Que Ofelia realmente había muerto la noche de la representación final.

Tampoco es verídico que ese ser desquiciado que gritaba palabras en un idioma inventado (era el castellano) sacase a Ofelia del agua en medio de la conmoción del auditorio y la parálisis incrédula de los actores -Claudio y Laertes-. Como tampoco es cierto que mientras ese loco cargaba a Ofelia ahogada, de entre bambalinas surgió Hamlet, el Príncipe de Dinamarca, el símbolo oscuro de La Duda, despojado esta vez de toda incertidumbre, blandiendo el puñal desnudo del monólogo, levantando el brazo, hundiéndoselo al trastornado extranjero -pues no era británico, obviamente- en la espalda.

Ofelia y el extraño cayeron juntos sobre el tablado.

Se dice que la obra continuó como si nada. El público estaba tan acostumbrado a la originalidad de Peter Massey.

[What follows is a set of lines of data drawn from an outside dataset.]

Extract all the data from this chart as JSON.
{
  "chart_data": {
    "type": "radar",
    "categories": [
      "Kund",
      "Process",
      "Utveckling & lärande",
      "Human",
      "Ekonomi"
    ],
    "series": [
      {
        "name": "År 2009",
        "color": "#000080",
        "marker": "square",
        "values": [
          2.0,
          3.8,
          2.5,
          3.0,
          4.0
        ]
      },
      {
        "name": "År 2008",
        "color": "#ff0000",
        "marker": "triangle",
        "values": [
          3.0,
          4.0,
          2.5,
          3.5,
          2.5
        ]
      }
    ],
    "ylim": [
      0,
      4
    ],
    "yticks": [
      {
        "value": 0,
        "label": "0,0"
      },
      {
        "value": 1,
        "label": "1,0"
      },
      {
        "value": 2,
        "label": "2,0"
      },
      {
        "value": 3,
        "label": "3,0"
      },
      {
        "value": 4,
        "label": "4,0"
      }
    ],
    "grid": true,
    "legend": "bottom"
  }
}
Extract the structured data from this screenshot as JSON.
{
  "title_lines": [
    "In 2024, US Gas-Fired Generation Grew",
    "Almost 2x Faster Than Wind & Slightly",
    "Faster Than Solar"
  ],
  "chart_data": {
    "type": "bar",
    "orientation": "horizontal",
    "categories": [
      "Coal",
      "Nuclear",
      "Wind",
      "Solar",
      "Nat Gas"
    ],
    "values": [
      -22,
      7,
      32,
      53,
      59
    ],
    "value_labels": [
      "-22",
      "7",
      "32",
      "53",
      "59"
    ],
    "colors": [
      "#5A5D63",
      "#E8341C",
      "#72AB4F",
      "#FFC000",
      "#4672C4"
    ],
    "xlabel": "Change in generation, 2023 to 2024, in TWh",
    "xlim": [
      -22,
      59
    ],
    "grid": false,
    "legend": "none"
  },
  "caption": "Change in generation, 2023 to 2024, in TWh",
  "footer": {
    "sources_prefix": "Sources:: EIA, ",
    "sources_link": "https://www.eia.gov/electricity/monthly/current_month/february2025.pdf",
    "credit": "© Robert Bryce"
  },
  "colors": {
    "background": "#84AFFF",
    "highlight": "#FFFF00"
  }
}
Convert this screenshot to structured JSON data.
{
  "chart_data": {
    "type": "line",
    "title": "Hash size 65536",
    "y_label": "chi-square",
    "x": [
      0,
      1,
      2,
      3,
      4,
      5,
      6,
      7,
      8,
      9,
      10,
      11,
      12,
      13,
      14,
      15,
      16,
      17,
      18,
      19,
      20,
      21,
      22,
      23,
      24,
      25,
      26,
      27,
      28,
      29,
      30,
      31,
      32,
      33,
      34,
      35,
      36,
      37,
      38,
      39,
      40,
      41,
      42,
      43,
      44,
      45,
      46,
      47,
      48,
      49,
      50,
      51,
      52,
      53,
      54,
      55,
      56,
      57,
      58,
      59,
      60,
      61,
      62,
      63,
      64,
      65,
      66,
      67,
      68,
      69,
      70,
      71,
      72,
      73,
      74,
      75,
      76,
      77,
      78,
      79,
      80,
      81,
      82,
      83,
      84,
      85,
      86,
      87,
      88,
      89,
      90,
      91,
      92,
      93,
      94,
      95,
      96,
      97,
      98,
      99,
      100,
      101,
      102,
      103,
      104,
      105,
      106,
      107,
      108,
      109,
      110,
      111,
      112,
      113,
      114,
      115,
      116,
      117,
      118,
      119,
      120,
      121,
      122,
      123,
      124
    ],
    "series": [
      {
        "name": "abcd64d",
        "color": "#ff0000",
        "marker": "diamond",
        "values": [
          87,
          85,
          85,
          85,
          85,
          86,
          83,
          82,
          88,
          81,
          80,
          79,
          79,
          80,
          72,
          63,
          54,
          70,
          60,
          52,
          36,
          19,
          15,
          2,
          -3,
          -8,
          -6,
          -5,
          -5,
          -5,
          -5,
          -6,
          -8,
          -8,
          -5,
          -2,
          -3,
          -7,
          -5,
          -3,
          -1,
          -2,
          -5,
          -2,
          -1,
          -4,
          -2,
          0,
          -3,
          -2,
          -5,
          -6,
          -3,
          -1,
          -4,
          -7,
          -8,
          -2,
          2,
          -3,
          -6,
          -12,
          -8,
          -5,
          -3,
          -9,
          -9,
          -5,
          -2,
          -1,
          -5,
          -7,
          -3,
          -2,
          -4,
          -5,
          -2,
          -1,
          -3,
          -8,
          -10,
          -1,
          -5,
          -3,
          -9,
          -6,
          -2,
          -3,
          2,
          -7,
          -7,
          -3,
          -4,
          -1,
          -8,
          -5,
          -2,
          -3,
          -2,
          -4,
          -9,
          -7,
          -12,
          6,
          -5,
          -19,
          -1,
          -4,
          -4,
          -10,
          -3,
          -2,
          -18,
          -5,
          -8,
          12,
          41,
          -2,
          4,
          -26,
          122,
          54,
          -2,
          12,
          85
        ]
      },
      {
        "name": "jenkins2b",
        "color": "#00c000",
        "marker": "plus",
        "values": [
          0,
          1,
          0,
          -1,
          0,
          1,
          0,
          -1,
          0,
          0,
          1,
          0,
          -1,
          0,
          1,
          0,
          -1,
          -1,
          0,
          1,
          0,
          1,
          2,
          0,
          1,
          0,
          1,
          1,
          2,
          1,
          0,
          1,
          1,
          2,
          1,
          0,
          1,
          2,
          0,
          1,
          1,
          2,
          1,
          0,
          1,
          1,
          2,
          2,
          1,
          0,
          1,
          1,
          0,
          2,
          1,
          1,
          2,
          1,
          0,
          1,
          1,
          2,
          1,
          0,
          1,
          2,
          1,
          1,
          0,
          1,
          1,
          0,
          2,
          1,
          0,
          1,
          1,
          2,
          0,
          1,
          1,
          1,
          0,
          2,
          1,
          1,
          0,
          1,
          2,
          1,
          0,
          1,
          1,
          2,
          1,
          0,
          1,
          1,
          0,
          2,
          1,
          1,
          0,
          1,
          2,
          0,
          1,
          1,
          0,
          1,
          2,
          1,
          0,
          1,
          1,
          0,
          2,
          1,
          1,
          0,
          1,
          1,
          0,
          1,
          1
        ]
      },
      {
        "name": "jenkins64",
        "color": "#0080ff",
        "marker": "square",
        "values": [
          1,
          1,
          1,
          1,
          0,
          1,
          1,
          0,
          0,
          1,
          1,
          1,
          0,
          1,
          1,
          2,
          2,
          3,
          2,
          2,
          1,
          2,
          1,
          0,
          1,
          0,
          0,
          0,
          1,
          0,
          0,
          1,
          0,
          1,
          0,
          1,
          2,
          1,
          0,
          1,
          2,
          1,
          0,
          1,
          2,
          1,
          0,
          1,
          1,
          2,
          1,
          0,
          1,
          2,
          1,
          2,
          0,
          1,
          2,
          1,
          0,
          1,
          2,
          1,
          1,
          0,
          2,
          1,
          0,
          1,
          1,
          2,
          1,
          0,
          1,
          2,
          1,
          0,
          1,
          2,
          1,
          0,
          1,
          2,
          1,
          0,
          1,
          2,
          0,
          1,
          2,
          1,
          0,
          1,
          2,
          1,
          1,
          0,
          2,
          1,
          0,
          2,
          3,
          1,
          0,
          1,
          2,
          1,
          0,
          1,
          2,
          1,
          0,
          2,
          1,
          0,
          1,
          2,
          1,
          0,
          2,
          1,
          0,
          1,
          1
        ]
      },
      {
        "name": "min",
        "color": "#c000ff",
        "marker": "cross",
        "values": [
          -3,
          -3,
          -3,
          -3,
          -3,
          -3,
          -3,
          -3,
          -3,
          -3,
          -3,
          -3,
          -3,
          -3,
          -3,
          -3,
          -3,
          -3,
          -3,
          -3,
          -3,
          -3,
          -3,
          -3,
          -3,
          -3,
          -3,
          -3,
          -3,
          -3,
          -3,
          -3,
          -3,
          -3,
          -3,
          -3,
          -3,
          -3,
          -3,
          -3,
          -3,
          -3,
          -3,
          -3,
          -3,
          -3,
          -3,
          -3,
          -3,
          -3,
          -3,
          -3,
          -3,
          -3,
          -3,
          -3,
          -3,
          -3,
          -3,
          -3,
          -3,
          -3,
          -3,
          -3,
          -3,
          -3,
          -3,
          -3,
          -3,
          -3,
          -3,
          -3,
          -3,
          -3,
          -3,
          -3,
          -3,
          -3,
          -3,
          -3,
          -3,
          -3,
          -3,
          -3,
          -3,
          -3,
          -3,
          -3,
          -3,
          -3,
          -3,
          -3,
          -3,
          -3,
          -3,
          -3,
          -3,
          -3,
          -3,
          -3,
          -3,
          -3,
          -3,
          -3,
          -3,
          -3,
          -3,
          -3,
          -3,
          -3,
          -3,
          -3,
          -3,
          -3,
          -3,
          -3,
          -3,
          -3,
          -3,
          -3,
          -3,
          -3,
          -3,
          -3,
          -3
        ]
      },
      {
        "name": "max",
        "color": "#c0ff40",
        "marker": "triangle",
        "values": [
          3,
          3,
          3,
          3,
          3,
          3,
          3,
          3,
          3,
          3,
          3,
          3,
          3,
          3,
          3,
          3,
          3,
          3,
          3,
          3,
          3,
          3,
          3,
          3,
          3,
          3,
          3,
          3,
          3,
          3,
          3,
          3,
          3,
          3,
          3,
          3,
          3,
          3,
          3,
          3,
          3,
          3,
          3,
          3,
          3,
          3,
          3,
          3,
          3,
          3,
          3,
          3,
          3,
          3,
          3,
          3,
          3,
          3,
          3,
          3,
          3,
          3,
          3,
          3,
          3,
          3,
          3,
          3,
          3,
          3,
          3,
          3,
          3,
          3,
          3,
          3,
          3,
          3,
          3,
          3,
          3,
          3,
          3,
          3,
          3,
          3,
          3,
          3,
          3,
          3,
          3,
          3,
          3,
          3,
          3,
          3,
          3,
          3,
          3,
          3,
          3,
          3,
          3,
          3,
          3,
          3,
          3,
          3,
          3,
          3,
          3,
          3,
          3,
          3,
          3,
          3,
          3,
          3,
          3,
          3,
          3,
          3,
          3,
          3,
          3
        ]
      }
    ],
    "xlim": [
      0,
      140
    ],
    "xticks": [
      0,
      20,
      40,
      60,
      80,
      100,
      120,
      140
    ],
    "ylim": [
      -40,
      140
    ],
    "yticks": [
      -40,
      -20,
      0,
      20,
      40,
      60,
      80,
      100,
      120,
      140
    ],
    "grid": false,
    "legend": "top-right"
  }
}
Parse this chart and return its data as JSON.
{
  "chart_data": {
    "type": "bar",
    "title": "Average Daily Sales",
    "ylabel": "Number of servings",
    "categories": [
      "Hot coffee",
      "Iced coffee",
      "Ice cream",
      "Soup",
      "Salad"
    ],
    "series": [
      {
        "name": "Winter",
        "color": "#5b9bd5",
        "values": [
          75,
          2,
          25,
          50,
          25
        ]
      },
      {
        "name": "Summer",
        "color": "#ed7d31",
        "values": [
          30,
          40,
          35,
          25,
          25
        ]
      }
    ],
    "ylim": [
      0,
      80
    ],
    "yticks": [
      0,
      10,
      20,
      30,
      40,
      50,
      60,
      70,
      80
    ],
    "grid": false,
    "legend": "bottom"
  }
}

Un espectador que en realidad era un actor no mencionado en el reparto -todos sabían que Massey sólo se daba crédito a sí mismo- salió a rescatar el cadáver de Ofelia, recibiendo -del actor imprevisto, el intruso?- el puñal en la espalda.

8 La flor

El lector sabrá, si algún día lee estos papeles que he venido garabateando desde la noche que regresé del Royal Haymarket a mi flat a la vuelta de Wardour Street, que subí lentamente las escaleras, entré al apartamento pero no encendí las luces.

Tampoco miré fuera de mi ventana a la estancia de enfrente. Para mí, está cerrada, a oscuras, deshabitada. Para siempre.

Tomé un pequeño florero de los de Talavera que me envió de regalo de cumpleaños mi mamá desde México.

Con ternura, introduje en él el tallo largo de la flor de aciano, prueba única de la existencia de Ofelia. Me senté a contemplarla.

No quería que pasara un minuto sin que la flor me acompañara, de aquí al terrible momento de su propia muerte. Pues la flor de Ofelia prolongaba la vida de Ofelia.

La miré, fresca, azul, bella, esa noche y la siguiente. Llevo meses mirándola. La flor no se marchita.